Pink Wall, award-winning actor Tom Cullen’s directorial debut, is all about relationships gone sour and the role that heavy-handed egotism plays in them.
What is the reason why we fall in love? Is love the only thing that can scratch away the itching of our inner void? In what way is love connected to sex and desire? Are we designed to love one person only for the rest of our lives? What does the word “Love” even mean? How long before one relationship fades away, how long before we hit the (pink) wall of cruel, egotistical disillusionment? Those are the ghosts that haunt our minds and hearts, just as they haunt the two main characters of Pink Wall, Tom Cullen’s first feature film. Best known for his role as Viscount Gillingham in the beloved TV show Downton Abbey, Cullen has now decided to set himself behind the camera to tell the delicate – but heart-shattering – tale of the epitome of clichéd relationships, unexpectedly managing to pierce our souls with emotion-laden frames.
Pink Wall tells the story of Jenna (Tatiana Maslany) and Leon (Jay Duplass), a couple of young lovers living in contemporary Wales. We intermittently peep into their lives through a six years’ span, which the director presents as a collation of different episodes taking place at different stages of their relationship. And even though we get downsized to impotent onlookers, we almost immediately develop a particular kind of affection towards the characters: they say things we could find ourselves saying; they get into weird social gatherings; they definitely have a hard time trying to pretend they do not care about each other.

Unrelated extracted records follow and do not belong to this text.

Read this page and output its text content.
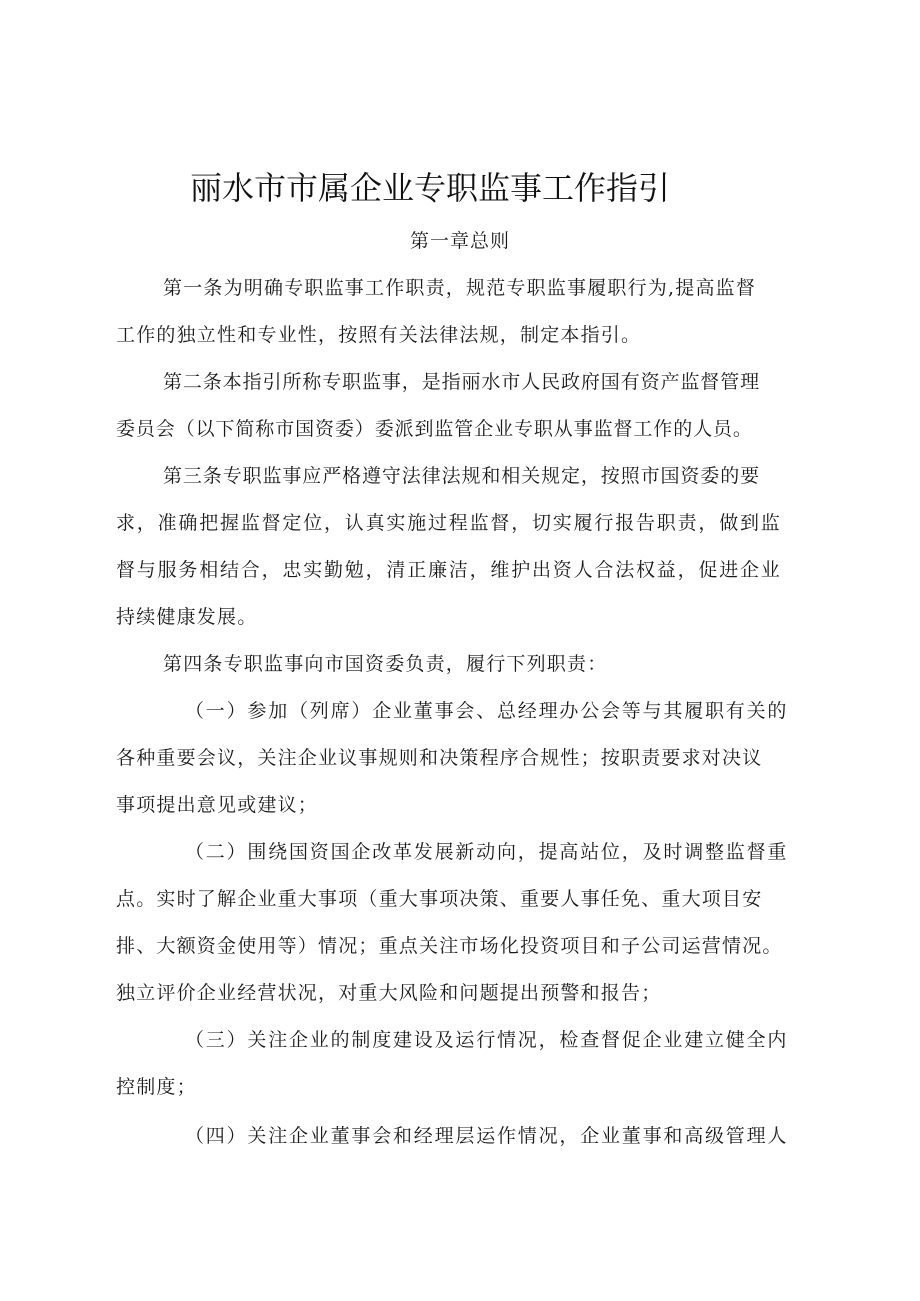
丽水市市属企业专职监事工作指引
第一章总则
第一条为明确专职监事工作职责，规范专职监事履职行为,提高监督
工作的独立性和专业性，按照有关法律法规，制定本指引。
第二条本指引所称专职监事，是指丽水市人民政府国有资产监督管理
委员会（以下简称市国资委）委派到监管企业专职从事监督工作的人员。
第三条专职监事应严格遵守法律法规和相关规定，按照市国资委的要
求，准确把握监督定位，认真实施过程监督，切实履行报告职责，做到监
督与服务相结合，忠实勤勉，清正廉洁，维护出资人合法权益，促进企业
持续健康发展。
第四条专职监事向市国资委负责，履行下列职责：
（一）参加（列席）企业董事会、总经理办公会等与其履职有关的
各种重要会议，关注企业议事规则和决策程序合规性；按职责要求对决议
事项提出意见或建议；
（二）围绕国资国企改革发展新动向，提高站位，及时调整监督重
点。实时了解企业重大事项（重大事项决策、重要人事任免、重大项目安
排、大额资金使用等）情况；重点关注市场化投资项目和子公司运营情况。
独立评价企业经营状况，对重大风险和问题提出预警和报告；
（三）关注企业的制度建设及运行情况，检查督促企业建立健全内
控制度；
（四）关注企业董事会和经理层运作情况，企业董事和高级管理人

Hopping between present, past, memories, and a skilfully tailored combination of different frame ratios, this gently coloured tale faces its audience with the most inconvenient of all truths: how we all crave for intimacy, and how extenuating that very intimacy can be. Cullen’s delicate yet unmerciful touch carefully assembles every element of the film so as to stitch together a warm, dream-like setting for an unsettling nightmare of terrific performances and loud-screamed self-confessions. In the end, what was meant to be the perfect love story reveals itself as a superbly contrived indictment of our petty selfish motivation for feeling tied to someone else: the bare indulgence of our need to recharge our self-esteem by degrading the other’s shortcomings.

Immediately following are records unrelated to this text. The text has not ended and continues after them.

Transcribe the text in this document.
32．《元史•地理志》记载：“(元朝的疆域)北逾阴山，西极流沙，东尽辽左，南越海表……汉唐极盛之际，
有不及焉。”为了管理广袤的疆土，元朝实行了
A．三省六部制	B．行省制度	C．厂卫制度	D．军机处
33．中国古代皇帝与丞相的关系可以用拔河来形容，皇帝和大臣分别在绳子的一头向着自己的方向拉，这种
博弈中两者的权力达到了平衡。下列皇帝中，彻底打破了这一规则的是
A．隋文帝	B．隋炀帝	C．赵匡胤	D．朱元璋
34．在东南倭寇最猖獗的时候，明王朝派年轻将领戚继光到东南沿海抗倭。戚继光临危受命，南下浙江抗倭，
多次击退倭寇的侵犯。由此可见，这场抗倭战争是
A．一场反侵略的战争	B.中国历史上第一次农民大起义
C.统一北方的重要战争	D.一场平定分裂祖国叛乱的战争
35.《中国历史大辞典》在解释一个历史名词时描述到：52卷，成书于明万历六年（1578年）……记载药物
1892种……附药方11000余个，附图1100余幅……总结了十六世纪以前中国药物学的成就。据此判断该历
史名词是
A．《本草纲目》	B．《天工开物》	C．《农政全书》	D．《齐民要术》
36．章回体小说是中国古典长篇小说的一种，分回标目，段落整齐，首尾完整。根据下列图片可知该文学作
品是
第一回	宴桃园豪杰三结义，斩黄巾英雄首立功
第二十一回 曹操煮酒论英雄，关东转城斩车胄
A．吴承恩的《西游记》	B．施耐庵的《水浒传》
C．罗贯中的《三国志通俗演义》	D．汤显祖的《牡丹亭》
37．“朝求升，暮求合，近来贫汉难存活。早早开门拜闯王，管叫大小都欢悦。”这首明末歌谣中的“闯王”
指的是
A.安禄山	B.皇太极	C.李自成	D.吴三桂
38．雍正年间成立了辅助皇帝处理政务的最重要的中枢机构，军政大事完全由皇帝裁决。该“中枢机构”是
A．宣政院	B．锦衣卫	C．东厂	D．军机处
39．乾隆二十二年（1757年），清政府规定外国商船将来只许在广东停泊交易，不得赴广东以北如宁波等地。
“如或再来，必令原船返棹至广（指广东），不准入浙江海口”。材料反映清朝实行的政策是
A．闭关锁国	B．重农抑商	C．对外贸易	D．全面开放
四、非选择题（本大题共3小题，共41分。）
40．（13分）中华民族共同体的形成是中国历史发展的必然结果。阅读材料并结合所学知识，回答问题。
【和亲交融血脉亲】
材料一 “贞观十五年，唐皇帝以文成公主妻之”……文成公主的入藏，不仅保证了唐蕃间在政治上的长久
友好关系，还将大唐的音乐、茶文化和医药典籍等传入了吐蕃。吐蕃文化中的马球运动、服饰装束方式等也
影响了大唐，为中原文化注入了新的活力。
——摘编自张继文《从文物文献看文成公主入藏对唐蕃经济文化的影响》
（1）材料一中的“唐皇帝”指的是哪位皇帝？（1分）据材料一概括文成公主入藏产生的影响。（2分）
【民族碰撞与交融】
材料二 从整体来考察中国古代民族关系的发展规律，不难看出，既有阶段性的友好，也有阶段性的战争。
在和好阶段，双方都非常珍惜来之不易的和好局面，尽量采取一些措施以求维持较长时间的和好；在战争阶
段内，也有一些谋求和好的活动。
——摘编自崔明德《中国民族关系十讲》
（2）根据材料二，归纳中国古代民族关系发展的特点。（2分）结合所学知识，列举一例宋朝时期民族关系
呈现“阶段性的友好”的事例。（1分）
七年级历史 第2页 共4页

Desire, satisfaction, disillusionment, self-deception. These are the Leitmotivs of Cullen’s Pink Wall, a mosaic of hateful reality and lucid dreams that puts us in the uncomfortable position of seeing ourselves from the outside as we go through some defining moments in our lives. Are we ready to find out that we actually take pleasure in defining ourselves according to what we do not want rather than to what would make us feel complete?
The bottom line of Cullen’s argument is that we are nothing but (social) time’s fools, wrestling under its yoke in the vain attempt to vaporise ourselves with someone else’s help. Then we give up; pity that what is left standing in front of us is not a heap of almost-scattered ashes. It is a flesh-and-bone human being instead. And we have finally been victorious in our undeclared attempt to make them suffer.
Pink Wall is now available to watch on digital and on demand.